19. Juli — 13. Oktober 2024
Kunstmuseum Moritzburg


Gustav-Weidanz-Preis für Plastik 2023

Der Ausstellungssommer des Kunstmuseums Moritzburg Halle (Saale) steht ganz im Zeichen der zeitgenössischen Kunst. Ab sofort und bis zum 13. Oktober 2024 ist neben der Werkschau von Sandra del Pilar mit dem Titel GHOST FIRE die Ausstellung der Preisträger des Gustav-Weidanz-Preises für Plastik 2023, Arnaud Grapain (* 1989) und Maëva Grapain (* 1992), zu sehen. Die Jury wählte das als Collectif Grapain agierende Duo aus, weil es mit der raumgreifenden und suggestiven Wirkungsästhetik seiner Bildwerke souverän überzeugte.

Die Geschwister Arnaud und Maëva Grapain bezeichnen sich selbst als „Neo-Archäologen“, die den Zustand unserer Welt erkunden. Sie fragen, wie und in welcher Umgebung wir aktuell und zukünftig leben. Welche Auswirkungen haben moderne Technologien auf Umwelt und Gesellschaft? Wird die Menschheit selbst für ihr Aussterben sorgen? Welche materiellen und immateriellen Hinterlassenschaften werden von der menschlichen Zivilisation übrigbleiben?

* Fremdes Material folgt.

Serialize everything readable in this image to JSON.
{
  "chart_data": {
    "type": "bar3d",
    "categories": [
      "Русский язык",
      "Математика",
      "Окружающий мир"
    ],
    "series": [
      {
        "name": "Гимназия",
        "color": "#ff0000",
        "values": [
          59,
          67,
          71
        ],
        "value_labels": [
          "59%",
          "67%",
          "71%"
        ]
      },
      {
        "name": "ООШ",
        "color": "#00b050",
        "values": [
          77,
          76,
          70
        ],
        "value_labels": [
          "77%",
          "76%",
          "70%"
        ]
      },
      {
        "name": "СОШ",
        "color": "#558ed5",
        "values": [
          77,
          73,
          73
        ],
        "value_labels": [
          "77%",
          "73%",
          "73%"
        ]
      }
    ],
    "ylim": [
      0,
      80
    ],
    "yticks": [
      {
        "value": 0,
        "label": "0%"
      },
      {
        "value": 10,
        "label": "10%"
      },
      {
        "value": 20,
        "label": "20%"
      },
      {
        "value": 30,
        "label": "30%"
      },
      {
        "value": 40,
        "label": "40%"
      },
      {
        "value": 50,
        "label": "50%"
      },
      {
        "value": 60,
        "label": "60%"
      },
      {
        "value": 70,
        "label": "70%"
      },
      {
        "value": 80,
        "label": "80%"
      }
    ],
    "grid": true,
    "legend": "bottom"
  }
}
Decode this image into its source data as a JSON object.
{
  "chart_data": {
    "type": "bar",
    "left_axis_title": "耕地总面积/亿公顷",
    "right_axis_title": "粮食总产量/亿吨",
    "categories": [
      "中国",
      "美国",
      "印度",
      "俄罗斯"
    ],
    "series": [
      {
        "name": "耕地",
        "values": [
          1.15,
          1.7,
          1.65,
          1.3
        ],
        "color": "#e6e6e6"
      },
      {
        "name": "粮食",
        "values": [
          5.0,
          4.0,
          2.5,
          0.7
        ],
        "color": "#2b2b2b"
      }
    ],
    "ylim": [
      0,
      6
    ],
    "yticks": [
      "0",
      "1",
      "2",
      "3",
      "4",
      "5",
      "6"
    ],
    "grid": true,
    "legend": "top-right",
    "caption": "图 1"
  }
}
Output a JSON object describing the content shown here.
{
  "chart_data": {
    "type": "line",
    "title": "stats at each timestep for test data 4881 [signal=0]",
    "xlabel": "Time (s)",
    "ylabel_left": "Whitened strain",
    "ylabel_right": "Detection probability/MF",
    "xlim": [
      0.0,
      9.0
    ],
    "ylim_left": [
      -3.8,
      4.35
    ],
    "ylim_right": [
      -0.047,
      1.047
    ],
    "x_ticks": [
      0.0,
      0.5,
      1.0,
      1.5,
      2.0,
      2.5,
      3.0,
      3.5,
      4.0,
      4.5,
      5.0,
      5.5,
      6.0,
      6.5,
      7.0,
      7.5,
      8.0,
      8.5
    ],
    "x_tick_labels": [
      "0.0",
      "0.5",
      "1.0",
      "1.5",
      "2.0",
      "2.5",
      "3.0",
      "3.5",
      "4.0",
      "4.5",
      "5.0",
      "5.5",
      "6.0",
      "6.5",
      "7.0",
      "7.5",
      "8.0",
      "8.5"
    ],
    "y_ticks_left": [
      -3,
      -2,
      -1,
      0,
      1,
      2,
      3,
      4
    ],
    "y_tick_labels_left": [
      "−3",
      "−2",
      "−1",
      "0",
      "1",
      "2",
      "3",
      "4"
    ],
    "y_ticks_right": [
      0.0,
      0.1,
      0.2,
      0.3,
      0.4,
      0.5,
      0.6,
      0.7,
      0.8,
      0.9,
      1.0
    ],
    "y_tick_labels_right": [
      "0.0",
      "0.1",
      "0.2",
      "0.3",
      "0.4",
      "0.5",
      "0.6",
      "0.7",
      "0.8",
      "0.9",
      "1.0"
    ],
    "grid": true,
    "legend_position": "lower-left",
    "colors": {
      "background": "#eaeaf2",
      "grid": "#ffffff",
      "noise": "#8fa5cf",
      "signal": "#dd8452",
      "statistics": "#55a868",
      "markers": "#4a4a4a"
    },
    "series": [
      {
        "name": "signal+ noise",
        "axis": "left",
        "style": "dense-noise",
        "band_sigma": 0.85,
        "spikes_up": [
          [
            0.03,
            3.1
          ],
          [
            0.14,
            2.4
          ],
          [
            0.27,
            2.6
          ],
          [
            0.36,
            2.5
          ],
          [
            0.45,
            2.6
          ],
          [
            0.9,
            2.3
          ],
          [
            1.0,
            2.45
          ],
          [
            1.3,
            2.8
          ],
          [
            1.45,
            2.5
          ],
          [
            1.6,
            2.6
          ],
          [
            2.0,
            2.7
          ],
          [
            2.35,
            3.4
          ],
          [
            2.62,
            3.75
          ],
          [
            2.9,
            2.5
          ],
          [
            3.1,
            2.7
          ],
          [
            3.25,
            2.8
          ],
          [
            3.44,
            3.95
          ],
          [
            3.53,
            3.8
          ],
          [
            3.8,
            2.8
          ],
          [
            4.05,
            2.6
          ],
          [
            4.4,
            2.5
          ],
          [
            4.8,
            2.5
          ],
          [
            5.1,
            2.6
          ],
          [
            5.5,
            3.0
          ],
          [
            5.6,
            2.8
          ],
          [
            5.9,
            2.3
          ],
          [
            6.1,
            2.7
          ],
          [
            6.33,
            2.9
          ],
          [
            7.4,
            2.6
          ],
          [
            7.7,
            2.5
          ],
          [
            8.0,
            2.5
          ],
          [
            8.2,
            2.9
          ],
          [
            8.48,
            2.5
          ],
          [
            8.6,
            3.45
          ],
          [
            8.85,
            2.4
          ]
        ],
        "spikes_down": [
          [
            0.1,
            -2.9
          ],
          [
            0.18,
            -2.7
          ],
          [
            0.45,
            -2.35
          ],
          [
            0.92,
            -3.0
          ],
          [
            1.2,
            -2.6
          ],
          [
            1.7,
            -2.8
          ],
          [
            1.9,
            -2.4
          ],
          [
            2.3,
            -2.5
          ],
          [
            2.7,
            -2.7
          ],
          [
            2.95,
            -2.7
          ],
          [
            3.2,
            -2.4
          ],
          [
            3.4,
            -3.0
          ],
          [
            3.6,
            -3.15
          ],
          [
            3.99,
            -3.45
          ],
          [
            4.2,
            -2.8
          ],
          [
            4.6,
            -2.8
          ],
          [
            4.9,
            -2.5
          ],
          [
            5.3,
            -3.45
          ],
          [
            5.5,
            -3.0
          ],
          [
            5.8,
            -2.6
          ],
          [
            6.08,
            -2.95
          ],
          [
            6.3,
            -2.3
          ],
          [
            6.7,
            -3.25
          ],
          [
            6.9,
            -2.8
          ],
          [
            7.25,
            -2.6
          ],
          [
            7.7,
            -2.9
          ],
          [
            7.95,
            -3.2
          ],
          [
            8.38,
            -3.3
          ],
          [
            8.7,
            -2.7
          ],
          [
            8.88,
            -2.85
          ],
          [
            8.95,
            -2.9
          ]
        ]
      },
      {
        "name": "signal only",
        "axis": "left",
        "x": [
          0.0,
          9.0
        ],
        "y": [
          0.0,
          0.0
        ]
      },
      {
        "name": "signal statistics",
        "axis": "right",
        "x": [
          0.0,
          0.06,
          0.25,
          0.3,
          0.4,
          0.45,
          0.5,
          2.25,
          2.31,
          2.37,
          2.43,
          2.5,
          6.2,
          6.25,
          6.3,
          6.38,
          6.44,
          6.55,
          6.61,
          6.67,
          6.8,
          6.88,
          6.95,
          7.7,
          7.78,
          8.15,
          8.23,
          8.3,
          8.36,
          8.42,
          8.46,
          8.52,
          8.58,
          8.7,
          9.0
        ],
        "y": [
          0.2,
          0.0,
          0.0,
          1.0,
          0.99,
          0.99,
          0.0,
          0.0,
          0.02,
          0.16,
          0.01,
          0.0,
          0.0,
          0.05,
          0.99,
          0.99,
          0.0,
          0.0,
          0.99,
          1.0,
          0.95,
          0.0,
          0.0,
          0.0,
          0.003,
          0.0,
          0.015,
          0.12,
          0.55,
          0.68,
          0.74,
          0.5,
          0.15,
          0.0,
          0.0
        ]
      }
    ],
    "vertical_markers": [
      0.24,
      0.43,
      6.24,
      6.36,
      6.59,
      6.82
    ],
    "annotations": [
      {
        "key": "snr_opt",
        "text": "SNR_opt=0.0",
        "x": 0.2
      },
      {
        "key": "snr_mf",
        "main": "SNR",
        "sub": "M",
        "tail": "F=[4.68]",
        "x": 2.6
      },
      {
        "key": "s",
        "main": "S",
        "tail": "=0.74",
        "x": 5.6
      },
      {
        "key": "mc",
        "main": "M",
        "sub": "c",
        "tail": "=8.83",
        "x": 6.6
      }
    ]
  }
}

Den oft raumgreifenden Installationen liegen fundierte Erkenntnisse aus naturkundlichen Beobachtungen und Forschungen zugrunde. Optisch sind die Schöpfungen des Collectif Grapain Verbindungen aus organisch anmutenden und technologischen Elementen. Es sind Installationen, die wie Kombinationen aus futuristischer Science-Fiction-Ästhetik und wissenschaftlicher Experimentanordnung anmuten. Sie lassen zugleich an Versuchslabore und Spitzentechnologie sowie an organische Stoffe denken.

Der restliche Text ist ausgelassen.